Selon le président Prayag, « la réforme des pensions concerne tous les Mauriciens. Nous voulons un système juste, transparent et adapté à notre avenir collectif.

Au-delà des aspects techniques, la réforme soulève une question fondamentale : comment concilier solidarité nationale et responsabilité budgétaire ?
La pension universelle demeure un pilier de la cohésion sociale mauricienne, mais sa pérennité impose des ajustements.
La réussite du processus dépendra donc de la transparence des décisions, du dialogue social et de la confiance du public dans les solutions retenues.

Cinq valeurs fondamentales

La Commission d’experts a défini cinq valeurs fondamentales pour guider ses travaux. Ces principes doivent assurer que toute évolution du système s’inscrive dans un esprit de justice sociale et de responsabilité collective :

  • Clarté
    Les propositions devront être compréhensibles par tous.

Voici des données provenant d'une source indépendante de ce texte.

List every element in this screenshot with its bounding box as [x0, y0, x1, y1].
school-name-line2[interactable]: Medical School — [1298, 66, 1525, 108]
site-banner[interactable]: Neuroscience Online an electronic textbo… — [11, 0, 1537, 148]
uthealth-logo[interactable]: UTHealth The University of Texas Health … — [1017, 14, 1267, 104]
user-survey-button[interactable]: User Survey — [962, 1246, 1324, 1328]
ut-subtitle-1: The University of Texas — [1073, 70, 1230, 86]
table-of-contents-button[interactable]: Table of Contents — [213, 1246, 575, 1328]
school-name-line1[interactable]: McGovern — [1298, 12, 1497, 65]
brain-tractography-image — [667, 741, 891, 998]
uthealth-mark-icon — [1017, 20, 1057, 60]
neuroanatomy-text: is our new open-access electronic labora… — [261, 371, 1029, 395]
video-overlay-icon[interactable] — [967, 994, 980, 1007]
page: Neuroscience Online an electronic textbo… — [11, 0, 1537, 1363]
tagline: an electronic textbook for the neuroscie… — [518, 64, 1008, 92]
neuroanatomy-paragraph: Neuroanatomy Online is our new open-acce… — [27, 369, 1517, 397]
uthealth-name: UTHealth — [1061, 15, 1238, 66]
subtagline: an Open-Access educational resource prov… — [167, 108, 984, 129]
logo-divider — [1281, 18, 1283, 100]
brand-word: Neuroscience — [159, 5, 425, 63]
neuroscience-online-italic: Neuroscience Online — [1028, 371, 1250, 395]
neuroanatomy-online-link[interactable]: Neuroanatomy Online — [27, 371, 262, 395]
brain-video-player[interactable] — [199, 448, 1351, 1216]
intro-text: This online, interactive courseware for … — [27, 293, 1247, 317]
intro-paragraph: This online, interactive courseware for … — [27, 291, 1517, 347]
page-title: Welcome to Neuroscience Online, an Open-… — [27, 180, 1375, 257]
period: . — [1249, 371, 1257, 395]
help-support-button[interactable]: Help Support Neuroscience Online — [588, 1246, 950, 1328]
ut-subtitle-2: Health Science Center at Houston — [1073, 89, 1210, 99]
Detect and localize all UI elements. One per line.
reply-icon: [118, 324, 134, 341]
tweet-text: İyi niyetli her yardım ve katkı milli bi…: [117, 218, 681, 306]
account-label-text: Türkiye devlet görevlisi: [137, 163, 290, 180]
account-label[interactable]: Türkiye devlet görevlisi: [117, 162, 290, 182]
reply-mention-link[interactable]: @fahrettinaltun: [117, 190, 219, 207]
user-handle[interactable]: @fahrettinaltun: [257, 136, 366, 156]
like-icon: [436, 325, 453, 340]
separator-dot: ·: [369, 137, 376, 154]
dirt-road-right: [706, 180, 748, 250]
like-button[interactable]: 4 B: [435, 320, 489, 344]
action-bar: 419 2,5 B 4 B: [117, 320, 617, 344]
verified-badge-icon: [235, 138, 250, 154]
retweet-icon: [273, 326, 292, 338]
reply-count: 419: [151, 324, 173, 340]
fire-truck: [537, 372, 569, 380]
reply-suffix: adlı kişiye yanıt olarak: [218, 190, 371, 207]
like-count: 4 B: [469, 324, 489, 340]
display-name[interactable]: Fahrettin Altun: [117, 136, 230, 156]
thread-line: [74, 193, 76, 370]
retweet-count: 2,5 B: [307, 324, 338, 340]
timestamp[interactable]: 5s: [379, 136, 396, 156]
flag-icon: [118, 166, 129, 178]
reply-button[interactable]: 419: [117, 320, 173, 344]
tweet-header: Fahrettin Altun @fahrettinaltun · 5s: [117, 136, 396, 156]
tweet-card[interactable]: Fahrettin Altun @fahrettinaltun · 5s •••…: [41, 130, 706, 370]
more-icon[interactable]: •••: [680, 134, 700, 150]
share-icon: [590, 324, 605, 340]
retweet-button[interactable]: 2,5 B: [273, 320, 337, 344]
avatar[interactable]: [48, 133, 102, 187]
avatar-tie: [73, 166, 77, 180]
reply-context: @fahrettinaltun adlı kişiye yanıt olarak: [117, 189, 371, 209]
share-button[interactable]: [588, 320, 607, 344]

Chaque Mauricien doit pouvoir savoir comment la réforme affecte ses droits et contributions.
  • Transparence
    Les critères de calcul, mécanismes de financement et projections démographiques seront rendus publics afin de renforcer la confiance et d’éviter toute opacité.
  • Équité
    La réforme doit réduire les inégalités entre catégories de travailleurs et protéger les plus vulnérables, tout en répartissant équitablement les efforts entre générations.
  • Proportionnalité
    Les ajustements — notamment sur l’âge de la retraite et les contributions — devront être raisonnables et progressifs pour éviter les chocs sociaux.
  • Soutenabilité
    Enfin, la viabilité financière à long terme constitue la pierre angulaire de la réforme. Il s’agit d’assurer la continuité du système sans compromettre la solidarité nationale.